Fans stood five-deep in most places, 10-deep in others, hoping for a glimpse of the world's best player. But when Woods leaves after Sunday's final round of the AT&T National tournament, big-time golf in Maryland will suffer the latest painful blow.
Woods' tournament is leaving the region until at least 2012, because Congressional needs to prepare for the 2011 U.S. Open.
The exit follows the Ladies Professional Golf Association tour departure from Bulle Rock in Harford County last month after a five-year run. And the future of the one professional tournament remaining in the state, the Constellation Energy Senior Players Championship, is clouded by the unraveling financial status of the title sponsor and a reluctance of members of the Baltimore Country Club in Timonium to extend the contract past 2012.
For a state steeped in golf history - the fifth U.S. Open was played at the original Baltimore Country Club location in Roland Park in 1899 - the void is significant. Fans will have to look elsewhere for entertainment; companies feting clients will have to find new venues or even new sports; and businesses and governments in Harford and Montgomery counties and elsewhere will lose revenue.
"We're trying to figure out other events," said Terry Hasseltine, director of the state's Office of Sports Marketing. "It might not be one significant one that has an identity like the LPGA. It might be several mid-tier events that will help us sustain the same impact on the region."
One such event will be the NCAA men's lacrosse final four, slated for M&T Bank Stadium next year. An even more prestigious - and revenue-producing - event is the Army-Navy game, scheduled for the same venue in 2014 and 2016. The annual service academy classic is expected to bring an estimated $22 million to the Baltimore area.
Next month, the stadium will also be the site of an international soccer match between Chelsea and A.C. Milan.
"That event has opened our door because it's such a high-profile international sporting event," said Hasseltine. "The men's lacrosse championship does fill a void because of the way the hotel package is designed, and some of the hotels in Harford County will get the overflow."
Major golf events have provided a boost to the region. In 2007, the LPGA Championship contributed around $5.5 million to the economy in Harford County, according to local officials. In 2008, the AT&T National tournament (minus an injured Woods) contributed nearly $17 million to the local economy, according to Montgomery County Executive Isiah Leggett.

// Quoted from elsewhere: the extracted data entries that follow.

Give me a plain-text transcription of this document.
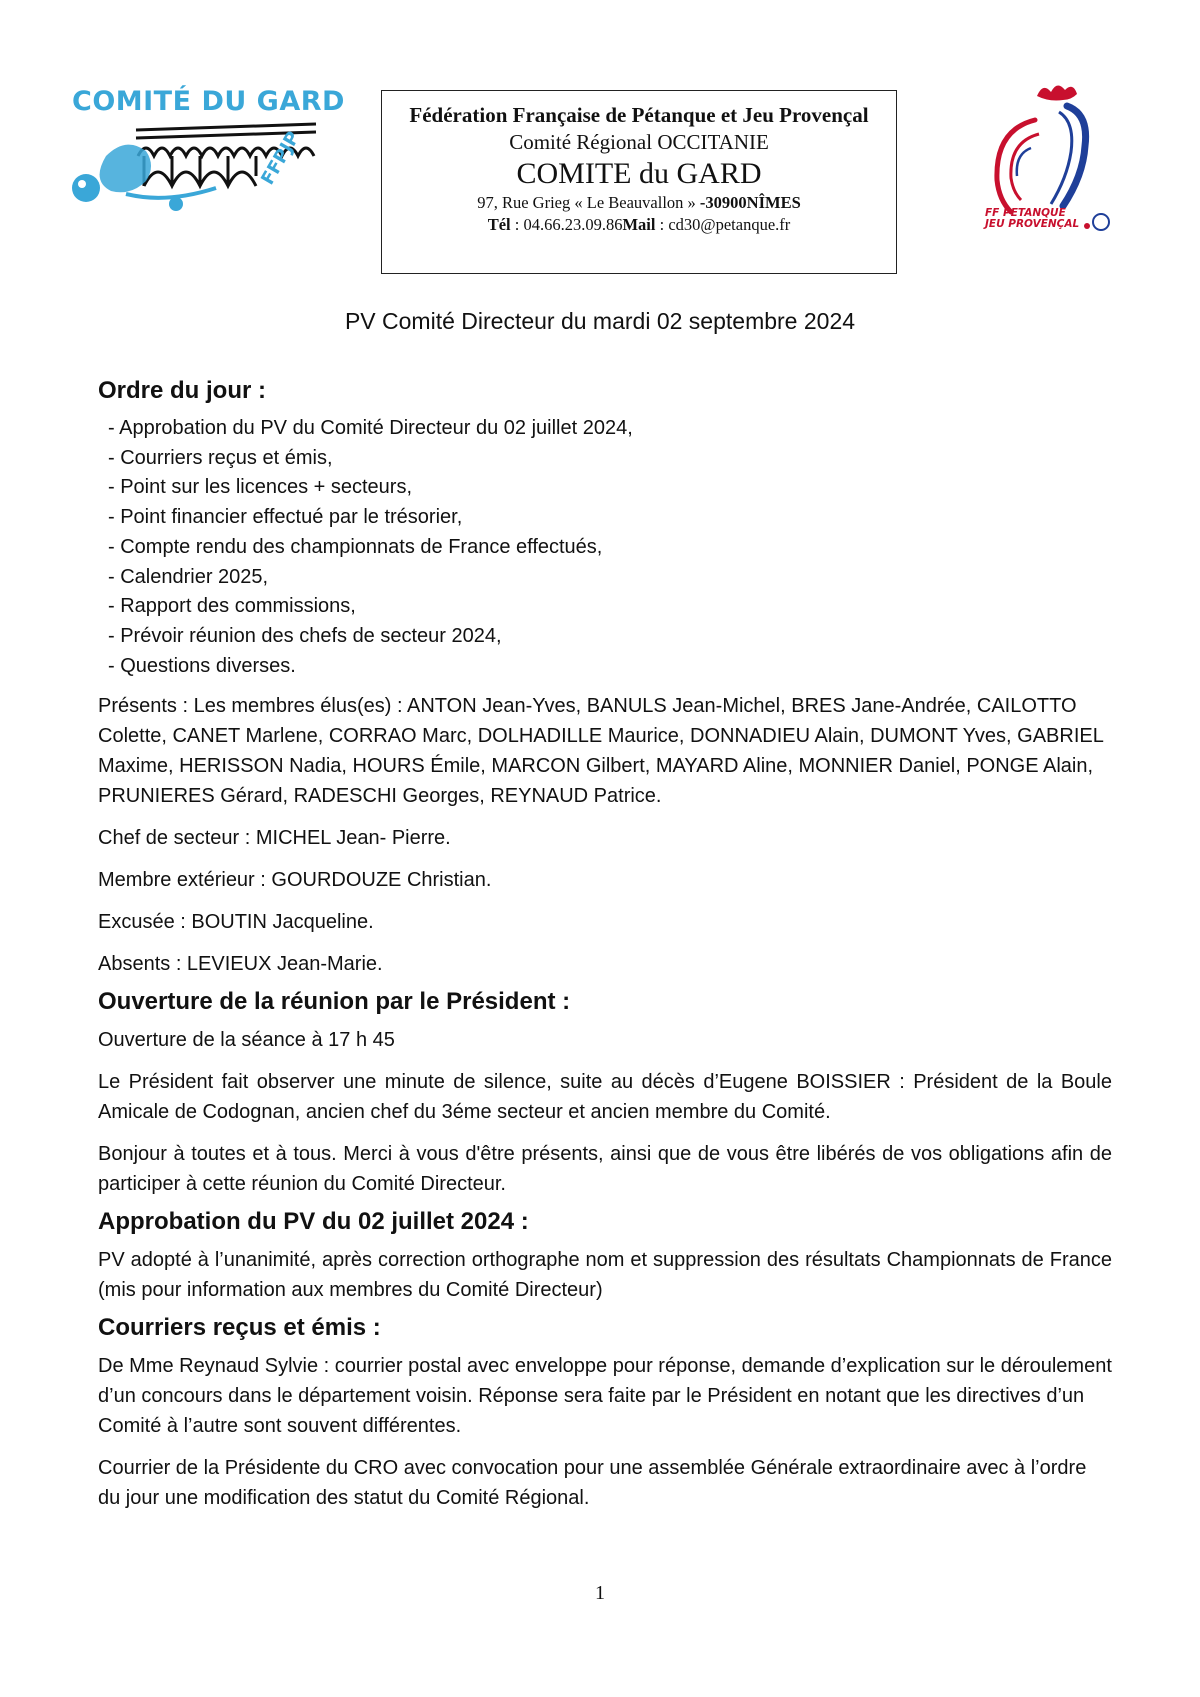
COMITÉ DU GARD
FFPJP
Fédération Française de Pétanque et Jeu Provençal
Comité Régional OCCITANIE
COMITE du GARD
97, Rue Grieg « Le Beauvallon » -30900NÎMES
Tél : 04.66.23.09.86Mail : cd30@petanque.fr
FF PETANQUE
JEU PROVENÇAL
PV Comité Directeur du mardi 02 septembre 2024
Ordre du jour :
- Approbation du PV du Comité Directeur du 02 juillet 2024,
- Courriers reçus et émis,
- Point sur les licences + secteurs,
- Point financier effectué par le trésorier,
- Compte rendu des championnats de France effectués,
- Calendrier 2025,
- Rapport des commissions,
- Prévoir réunion des chefs de secteur 2024,
- Questions diverses.

Présents : Les membres élus(es) : ANTON Jean-Yves, BANULS Jean-Michel, BRES Jane-Andrée, CAILOTTO Colette, CANET Marlene, CORRAO Marc, DOLHADILLE Maurice, DONNADIEU Alain, DUMONT Yves, GABRIEL Maxime, HERISSON Nadia, HOURS Émile, MARCON Gilbert, MAYARD Aline, MONNIER Daniel, PONGE Alain, PRUNIERES Gérard, RADESCHI Georges, REYNAUD Patrice.

Chef de secteur : MICHEL Jean- Pierre.

Membre extérieur : GOURDOUZE Christian.

Excusée : BOUTIN Jacqueline.

Absents : LEVIEUX Jean-Marie.

Ouverture de la réunion par le Président :

Ouverture de la séance à 17 h 45

Le Président fait observer une minute de silence, suite au décès d’Eugene BOISSIER : Président de la Boule Amicale de Codognan, ancien chef du 3éme secteur et ancien membre du Comité.

Bonjour à toutes et à tous. Merci à vous d'être présents, ainsi que de vous être libérés de vos obligations afin de participer à cette réunion du Comité Directeur.

Approbation du PV du 02 juillet 2024 :

PV adopté à l’unanimité, après correction orthographe nom et suppression des résultats Championnats de France (mis pour information aux membres du Comité Directeur)

Courriers reçus et émis :

De Mme Reynaud Sylvie : courrier postal avec enveloppe pour réponse, demande d’explication sur le déroulement d’un concours dans le département voisin. Réponse sera faite par le Président en notant que les directives d’un Comité à l’autre sont souvent différentes.

Courrier de la Présidente du CRO avec convocation pour une assemblée Générale extraordinaire avec à l’ordre du jour une modification des statut du Comité Régional.

1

The LPGA pulled one of its four major championships out of Bulle Rock shortly after learning last year that the McDonald's Corp. was ending its long association with women's golf. A drop in corporate interest, and ultimately in charitable donations, led to the split.
"Did we make a lot of money? No," said Rick Rounsaville, Bulle Rock's general manager. But "it put us on the worldwide map for a week. It kept Bulle Rock in front of the golfing community."

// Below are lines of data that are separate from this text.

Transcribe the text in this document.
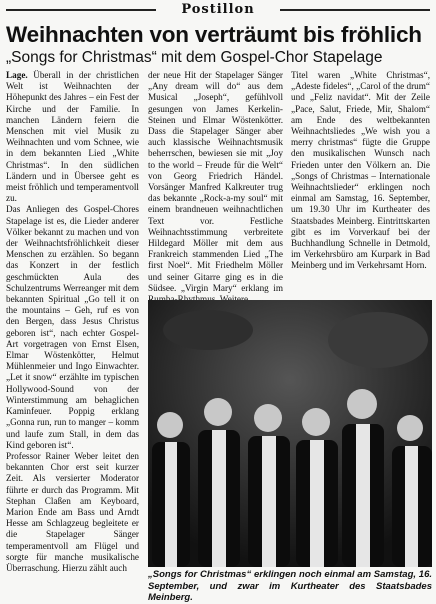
Postillon
Weihnachten von verträumt bis fröhlich
„Songs for Christmas“ mit dem Gospel-Chor Stapelage

Lage. Überall in der christlichen Welt ist Weihnachten der Höhepunkt des Jahres – ein Fest der Kirche und der Familie. In manchen Ländern feiern die Menschen mit viel Musik zu Weihnachten und vom Schnee, wie in dem bekannten Lied „White Christmas“. In den südlichen Ländern und in Übersee geht es meist fröhlich und temperamentvoll zu.

Das Anliegen des Gospel-Chores Stapelage ist es, die Lieder anderer Völker bekannt zu machen und von der Weihnachtsfröhlichkeit dieser Menschen zu erzählen. So begann das Konzert in der festlich geschmückten Aula des Schulzentrums Werreanger mit dem bekannten Spiritual „Go tell it on the mountains – Geh, ruf es von den Bergen, dass Jesus Christus geboren ist“, nach echter Gospel-Art vorgetragen von Ernst Elsen, Elmar Wöstenkötter, Helmut Mühlenmeier und Ingo Einwachter. „Let it snow“ erzählte im typischen Hollywood-Sound von der Winterstimmung am behaglichen Kaminfeuer. Poppig erklang „Gonna run, run to manger – komm und laufe zum Stall, in dem das Kind geboren ist“.

Professor Rainer Weber leitet den bekannten Chor erst seit kurzer Zeit. Als versierter Moderator führte er durch das Programm. Mit Stephan Claßen am Keyboard, Marion Ende am Bass und Arndt Hesse am Schlagzeug begleitete er die Stapelager Sänger temperamentvoll am Flügel und sorgte für manche musikalische Überraschung. Hierzu zählt auch

der neue Hit der Stapelager Sänger „Any dream will do“ aus dem Musical „Joseph“, gefühlvoll gesungen von James Kerkelin-Steinen und Elmar Wöstenkötter. Dass die Stapelager Sänger aber auch klassische Weihnachtsmusik beherrschen, bewiesen sie mit „Joy to the world – Freude für die Welt“ von Georg Friedrich Händel. Vorsänger Manfred Kalkreuter trug das bekannte „Rock-a-my soul“ mit einem brandneuen weihnachtlichen Text vor. Festliche Weihnachtsstimmung verbreitete Hildegard Möller mit dem aus Frankreich stammenden Lied „The first Noel“. Mit Friedhelm Möller und seiner Gitarre ging es in die Südsee. „Virgin Mary“ erklang im

Titel waren „White Christmas“, „Adeste fideles“, „Carol of the drum“ und „Feliz navidat“. Mit der Zeile „Pace, Salut, Friede, Mir, Shalom“ am Ende des weltbekannten Weihnachtsliedes „We wish you a merry christmas“ fügte die Gruppe den musikalischen Wunsch nach Frieden unter den Völkern an. Die „Songs of Christmas – Internationale Weihnachtslieder“ erklingen noch einmal am Samstag, 16. September, um 19.30 Uhr im Kurtheater des Staatsbades Meinberg. Eintrittskarten gibt es im Vorverkauf bei der Buchhandlung Schnelle in Detmold, im Verkehrsbüro am Kurpark in Bad Meinberg und im Verkehrsamt Horn.

„Songs for Christmas“ erklingen noch einmal am Samstag, 16. September, und zwar im Kurtheater des Staatsbades Meinberg.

When Woods announced that he would bring a tournament to historic Congressional Country Club in 2007, the membership had already agreed to host the 2009 U.S. Amateur and the 2011 U.S. Open. After some maneuvering, the Amateur was moved to Tulsa, Okla., and Woods began looking for another venue for 2010 and 2011.
Greg McLaughlin, the executive director of the AT&T National, admitted last week that the tournament might have to reinvent itself when it returns to Maryland in 2012.

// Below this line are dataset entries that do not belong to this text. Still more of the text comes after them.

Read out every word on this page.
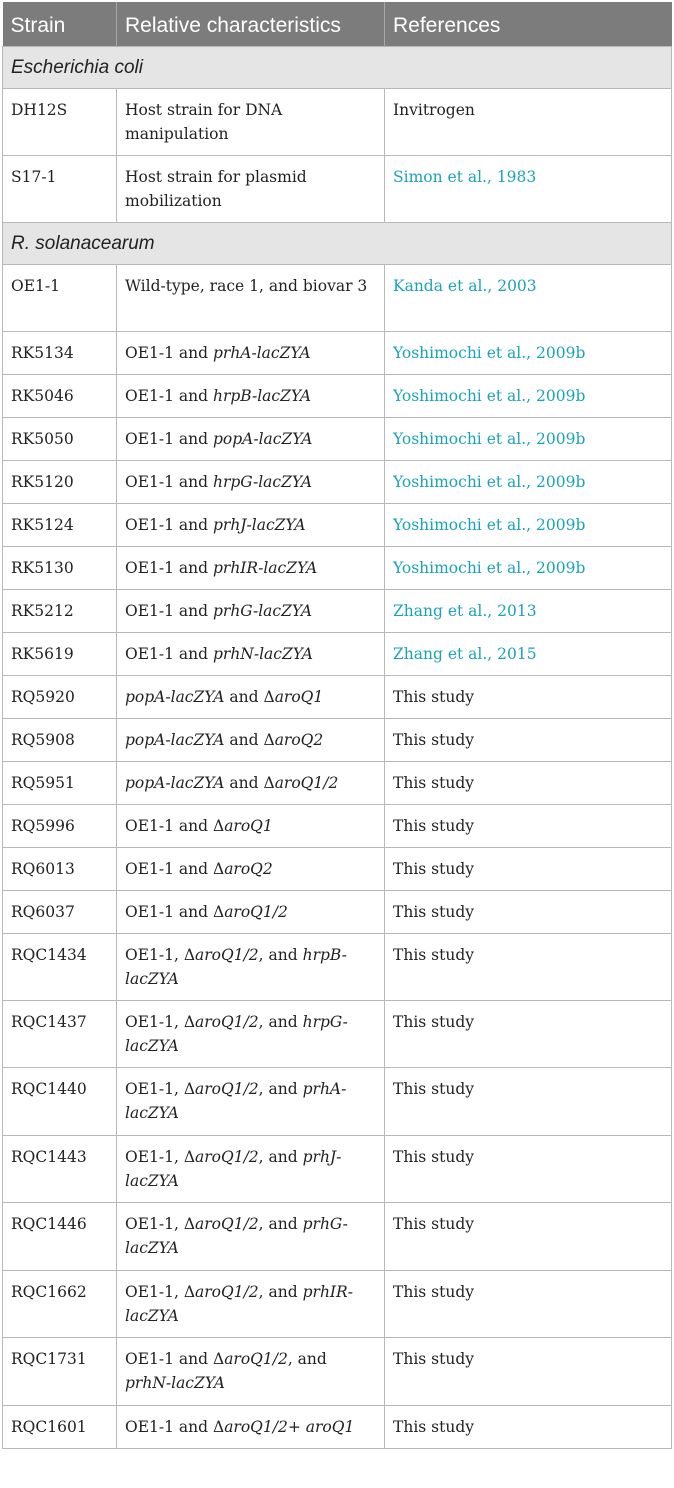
Strain	Relative characteristics	References
Escherichia coli		
DH12S	Host strain for DNA manipulation	Invitrogen
S17-1	Host strain for plasmid mobilization	Simon et al., 1983
R. solanacearum		
OE1-1	Wild-type, race 1, and biovar 3	Kanda et al., 2003
RK5134	OE1-1 and prhA-lacZYA	Yoshimochi et al., 2009b
RK5046	OE1-1 and hrpB-lacZYA	Yoshimochi et al., 2009b
RK5050	OE1-1 and popA-lacZYA	Yoshimochi et al., 2009b
RK5120	OE1-1 and hrpG-lacZYA	Yoshimochi et al., 2009b
RK5124	OE1-1 and prhJ-lacZYA	Yoshimochi et al., 2009b
RK5130	OE1-1 and prhIR-lacZYA	Yoshimochi et al., 2009b
RK5212	OE1-1 and prhG-lacZYA	Zhang et al., 2013
RK5619	OE1-1 and prhN-lacZYA	Zhang et al., 2015
RQ5920	popA-lacZYA and ΔaroQ1	This study
RQ5908	popA-lacZYA and ΔaroQ2	This study
RQ5951	popA-lacZYA and ΔaroQ1/2	This study
RQ5996	OE1-1 and ΔaroQ1	This study
RQ6013	OE1-1 and ΔaroQ2	This study
RQ6037	OE1-1 and ΔaroQ1/2	This study
RQC1434	OE1-1, ΔaroQ1/2, and hrpB-lacZYA	This study
RQC1437	OE1-1, ΔaroQ1/2, and hrpG-lacZYA	This study
RQC1440	OE1-1, ΔaroQ1/2, and prhA-lacZYA	This study
RQC1443	OE1-1, ΔaroQ1/2, and prhJ-lacZYA	This study
RQC1446	OE1-1, ΔaroQ1/2, and prhG-lacZYA	This study
RQC1662	OE1-1, ΔaroQ1/2, and prhIR-lacZYA	This study
RQC1731	OE1-1 and ΔaroQ1/2, and prhN-lacZYA	This study
RQC1601	OE1-1 and ΔaroQ1/2+ aroQ1	This study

"When you leave the market for two years, even though [U.S. Open] golf will be here in 2011, it will take reacquainting volunteers, sponsors and ticket-buyers with the event," McLaughlin said. "I think it will be better than it was in 2007, but it's going to require an effort."
It comes at a time when companies that have served as longtime title sponsors as well as communities that have served as longtime hosts are pulling their commitment because of the faltering economy.
"The economy in sports in general has definitely had an effect," said McLaughlin, who has been running PGA Tour events for more than 20 years. "There has been a slowdown in a lot of corporate budgets, there's definitely been a fallout. I think every sports team has felt that."